With the local salmon listed under the Endangered Species Act, environmentalists say the best place to focus recovery efforts is in the area that has the largest endangered population.

“The largest population of Central California coast coho salmon is right here,” said watershed biologist Preston Brown. “For recovery to happen, it has to start here.”

As part of that effort, the Salmon Protection and Watershed Network is restoring a section of Larsen Creek that passes through San Geronimo Golf Course, addressing erosion issues that can degrade habitat important to local salmon and steelhead trout populations.

Work began this week on a 200-foot stretch near the course’s 11th hole, and is expected to be completed by Friday, though landscaping the revamped earth will be done in the fall.

“They have a (golf) tournament here on Saturday, so we’re moving pretty fast,” said Brown, who is overseeing the project.

The National Oceanic and Atmospheric Administration identifies seven distinct coho salmon populations in the waters in California, Oregon and Washington. The Central California coast population is the only endangered group, while three Oregon populations are considered threatened.

Jennifer Kim, the golf course’s executive director, said the Watershed Network approached course officials about the doing the restoration. Being that it fits in with efforts to make the course more environmentally sustainable, the proposal was embraced.

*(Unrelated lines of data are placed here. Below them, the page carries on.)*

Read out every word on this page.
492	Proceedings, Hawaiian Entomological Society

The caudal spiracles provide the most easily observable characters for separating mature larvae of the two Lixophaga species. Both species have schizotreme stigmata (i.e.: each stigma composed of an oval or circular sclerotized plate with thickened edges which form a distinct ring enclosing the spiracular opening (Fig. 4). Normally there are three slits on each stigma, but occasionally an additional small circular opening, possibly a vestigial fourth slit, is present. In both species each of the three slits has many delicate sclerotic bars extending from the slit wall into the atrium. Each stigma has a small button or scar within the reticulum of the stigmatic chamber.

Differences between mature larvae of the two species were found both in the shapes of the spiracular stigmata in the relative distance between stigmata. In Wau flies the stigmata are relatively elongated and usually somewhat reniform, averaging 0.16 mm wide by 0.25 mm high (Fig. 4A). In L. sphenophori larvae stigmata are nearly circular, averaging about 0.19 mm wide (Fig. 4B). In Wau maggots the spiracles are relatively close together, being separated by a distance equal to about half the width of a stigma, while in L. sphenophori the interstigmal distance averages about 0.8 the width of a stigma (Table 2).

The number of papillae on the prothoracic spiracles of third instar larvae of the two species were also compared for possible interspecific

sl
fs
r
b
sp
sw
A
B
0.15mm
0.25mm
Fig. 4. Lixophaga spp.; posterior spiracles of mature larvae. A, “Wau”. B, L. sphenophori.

“It’s something we want to do to be better stewards of this land, because we have a larger footprint than other businesses or homes in the area,” Kim said. “So we want to do our part to make as little of a negative impact as possible.”

Before crew members began moving dirt, they gathered fish, frogs and newts living in the area and relocated the creatures down stream. A professional birder, who surveyed the area to make sure no nesting birds would be disturbed, identified 24 bird species at the site.

The creek serves as the depository for a 366-acre watershed, Brown said. For an area that size, creeks are typically 8 to 10 feet wide at the high water point. But this stretch of Larsen is only about 3 to 4 feet wide. When it rains and runoff fills the creek, the narrower passage makes for a rougher environment.

“It concentrates the flow and makes for difficult fish passage,” Brown said. When fish are trying to swim down it or up it, the water is moving at an unnaturally high velocity.”

On the upstream side of the bridge that leads to the course’s 11th hole, an embankment with a near-vertical face created an unfavorable runoff pattern. So dirt was removed this week to form a more gradual slope, reducing the waterfall effect that was facilitating erosion and a buildup of sediment in the creek bed.

“We just want (the runoff) to flow differently, to slow it and spread it,” Brown said.

Later this week, coir matting — made up of coconut and Aspen tree fibers and straw — will be placed over the newly shaped slope, to reinforce the soil.

On the downstream side of the bridge, redwood stumps are being placed in the creek bed to “deflect flow of water away from the bank,” Brown said, “at the same time providing refuge and a pool habitat for coho and steelhead.”

One-ton boulders are being placed in the creek bed to keep the stumps in place.

The Watershed Network works mostly with private property owners, often approaching them with proposals to restore waterways that go through or by properties, Brown said. Funding is solicited from outside sources, so the restorations are done free of cost to the property owners.

Kim said the restoration project is part of an ongoing effort to reduce the course’s environmental impacts.

She said course officials are considering installing solar panels to produce electricity and are looking into a way to use reclaimed water to keep the grass green. And an environmental study was recently completed to help course officials figure out other ways to make the course more sustainable, Kim said.